SOUTH KOREA - Northeast Asia faces another tumultuous year, as geostrategic rivalries are expected to intensify while Pyongyang's nuclear programs continue to pose a threat to the region.
Tokyo's long-simmering territorial rows with Beijing and Seoul may further escalate with none of the countries willing to budge. Diplomatic friction between Japan and its neighbours is also likely to increase after its leader Shinzo Abe's visit to a controversial war shrine in Tokyo last week.
The US is expected to reinforce its strategic shift toward Asia, which could further aggravate tension with China. Beijing suspects that Washington seeks to encircle it militarily through a closer-knit network of its allies and other partners.
Experts are calling on the concerned nations to exercise more restraint and prudence and enhance communications both bilaterally and multilaterally to promote regional stability ― and to preserve Asia's economic vibrancy.
"2014 could be a very interesting year, and a year very difficult to predict.
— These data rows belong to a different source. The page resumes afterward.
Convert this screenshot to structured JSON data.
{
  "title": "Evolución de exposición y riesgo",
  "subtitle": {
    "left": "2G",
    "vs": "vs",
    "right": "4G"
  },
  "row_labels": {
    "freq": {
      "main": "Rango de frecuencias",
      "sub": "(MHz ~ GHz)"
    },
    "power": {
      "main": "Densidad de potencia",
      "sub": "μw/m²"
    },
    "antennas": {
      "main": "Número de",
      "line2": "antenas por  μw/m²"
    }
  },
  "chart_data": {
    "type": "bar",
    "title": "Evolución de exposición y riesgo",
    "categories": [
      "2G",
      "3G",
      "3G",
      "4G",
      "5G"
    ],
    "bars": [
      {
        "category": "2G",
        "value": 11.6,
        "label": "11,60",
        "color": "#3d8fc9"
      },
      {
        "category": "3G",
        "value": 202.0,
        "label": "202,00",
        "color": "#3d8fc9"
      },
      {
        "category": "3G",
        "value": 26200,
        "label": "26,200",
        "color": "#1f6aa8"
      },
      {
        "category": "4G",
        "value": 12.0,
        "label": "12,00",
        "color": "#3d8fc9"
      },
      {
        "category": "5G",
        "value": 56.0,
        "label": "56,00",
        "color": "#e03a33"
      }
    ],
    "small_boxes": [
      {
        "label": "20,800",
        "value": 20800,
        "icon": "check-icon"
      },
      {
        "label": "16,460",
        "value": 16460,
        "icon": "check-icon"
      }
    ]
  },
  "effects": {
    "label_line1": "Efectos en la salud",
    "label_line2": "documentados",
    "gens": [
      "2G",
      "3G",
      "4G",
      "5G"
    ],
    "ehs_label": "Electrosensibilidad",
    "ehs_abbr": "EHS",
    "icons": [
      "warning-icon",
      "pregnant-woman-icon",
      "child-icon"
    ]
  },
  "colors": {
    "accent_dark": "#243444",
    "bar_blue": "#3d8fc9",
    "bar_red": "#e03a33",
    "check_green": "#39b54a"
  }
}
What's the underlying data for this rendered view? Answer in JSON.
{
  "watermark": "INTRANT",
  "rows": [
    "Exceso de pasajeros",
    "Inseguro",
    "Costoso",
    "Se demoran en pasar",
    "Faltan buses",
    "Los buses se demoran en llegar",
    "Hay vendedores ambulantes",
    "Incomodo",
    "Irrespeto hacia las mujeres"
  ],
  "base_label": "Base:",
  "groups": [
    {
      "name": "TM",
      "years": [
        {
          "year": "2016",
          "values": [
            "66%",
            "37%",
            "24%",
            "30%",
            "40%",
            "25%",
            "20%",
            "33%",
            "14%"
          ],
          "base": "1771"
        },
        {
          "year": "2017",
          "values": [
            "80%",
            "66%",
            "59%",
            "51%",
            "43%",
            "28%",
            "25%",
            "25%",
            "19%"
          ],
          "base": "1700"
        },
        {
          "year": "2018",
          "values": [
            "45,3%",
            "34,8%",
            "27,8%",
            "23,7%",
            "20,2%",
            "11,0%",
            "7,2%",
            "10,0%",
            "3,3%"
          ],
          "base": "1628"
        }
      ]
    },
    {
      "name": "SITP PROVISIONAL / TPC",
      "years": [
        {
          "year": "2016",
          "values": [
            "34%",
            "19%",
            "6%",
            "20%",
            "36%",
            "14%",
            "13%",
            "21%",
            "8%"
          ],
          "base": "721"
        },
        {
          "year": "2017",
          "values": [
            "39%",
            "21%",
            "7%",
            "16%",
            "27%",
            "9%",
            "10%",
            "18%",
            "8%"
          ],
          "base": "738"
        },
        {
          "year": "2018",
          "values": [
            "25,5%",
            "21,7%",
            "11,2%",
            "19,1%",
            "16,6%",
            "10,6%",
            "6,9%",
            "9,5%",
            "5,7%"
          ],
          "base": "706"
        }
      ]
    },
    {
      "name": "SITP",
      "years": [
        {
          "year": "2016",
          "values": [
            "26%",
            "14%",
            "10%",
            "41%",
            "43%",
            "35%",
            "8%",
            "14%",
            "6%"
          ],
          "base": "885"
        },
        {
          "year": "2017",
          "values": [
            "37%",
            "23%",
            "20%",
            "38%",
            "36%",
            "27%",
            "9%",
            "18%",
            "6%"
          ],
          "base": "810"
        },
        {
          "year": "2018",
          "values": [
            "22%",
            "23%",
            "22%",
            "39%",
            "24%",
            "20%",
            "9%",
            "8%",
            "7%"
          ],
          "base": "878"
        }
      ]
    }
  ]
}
We can certainly hope to avoid the worst developments, though we need to be preparing for them because they could still happen," said Bruce Bennett, a senior defence analyst at the RAND Corporation.
"If South Korea and the US are not better prepared for North Korean attacks on the ROK (Republic of Korea), North Korean collapse, Korean unification or Chinese intervention into North Korea, the consequences could be very serious."
Above all, the Sino-Japanese relationship will be a crucial variable when it comes to regional security.
"A game of chicken has been unfolding, with China and Japan stuck in their territorial dispute over the East China Sea islets. Limited armed clashes could occur between them," said Nam Chang-hee, a security expert at Inha University.
"But the US may reaffirm its security commitment to the region as part of its pivot to Asia and seek to ease tension between the two countries."